Mit dem avisierten Preisaufschlag steht die deutsche Möbelindustrie nicht allein da. Der schwedische Möbelriese Ikea hatte unlängst angekündigt, die Preise wegen höherer Kosten um neun Prozent anheben zu wollen. Auch andere ausländische Hersteller dürften wegen der höheren Rohstoff- und Logistikkosten die Preise erhöhen, sagt PwC-Experte Niederdrenk. Im Wettbewerb um die Kundengunst werden die deutschen Fabrikanten nach seiner Einschätzung also keinen Nachteil haben, weil ihre Produkte teurer werden – vielmehr sei das ein allgemeiner Trend am Möbelmarkt.

Gut möglich, dass Endkunden die höheren Preise mitunter gar nicht so mitbekommen. Denn viele Möbelhäuser setzen traditionell auf zeitlich befristete Rabatte. Das dürfte auch künftig so bleiben – nur dass die Firmen wohl auf niedrigere Preisnachlässe setzen als zuvor.

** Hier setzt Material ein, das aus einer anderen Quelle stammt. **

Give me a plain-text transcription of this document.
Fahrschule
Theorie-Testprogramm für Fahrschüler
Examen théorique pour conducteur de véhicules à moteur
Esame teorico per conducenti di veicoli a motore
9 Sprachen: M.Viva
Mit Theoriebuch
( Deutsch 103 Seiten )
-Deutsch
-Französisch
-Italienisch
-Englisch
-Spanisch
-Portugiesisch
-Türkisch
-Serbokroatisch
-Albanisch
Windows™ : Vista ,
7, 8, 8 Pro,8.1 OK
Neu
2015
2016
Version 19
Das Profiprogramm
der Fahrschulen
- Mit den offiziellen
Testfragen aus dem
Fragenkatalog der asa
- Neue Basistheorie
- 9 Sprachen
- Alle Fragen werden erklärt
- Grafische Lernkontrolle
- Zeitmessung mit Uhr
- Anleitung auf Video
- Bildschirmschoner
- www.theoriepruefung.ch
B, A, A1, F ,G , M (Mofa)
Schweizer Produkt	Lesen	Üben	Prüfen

In Deutschland gibt es den Angaben zufolge 459 Möbelhersteller, die mindestens 50 Beschäftigte haben. Bei diesen Firmen arbeiten rund 79.000 Menschen. Der Umsatz der Industrie stieg 2021 um rund 2 Prozent auf 17,5 Milliarden Euro, wie die Verbände der deutschen Möbelindustrie mitteilten. Das sei «eine ganz gute Bilanz» für die Branche, sagte Geschäftsführer Kurth. Das Vor-Corona-Niveau von 17,9 Milliarden Euro im Jahr 2019 wurde aber nicht ganz erreicht. Hersteller von Polstermöbeln, Küchen und Büromöbeln verbuchten mehr Erlöse, Fabrikanten von Betten, Ess- oder Wohnzimmertischen weniger.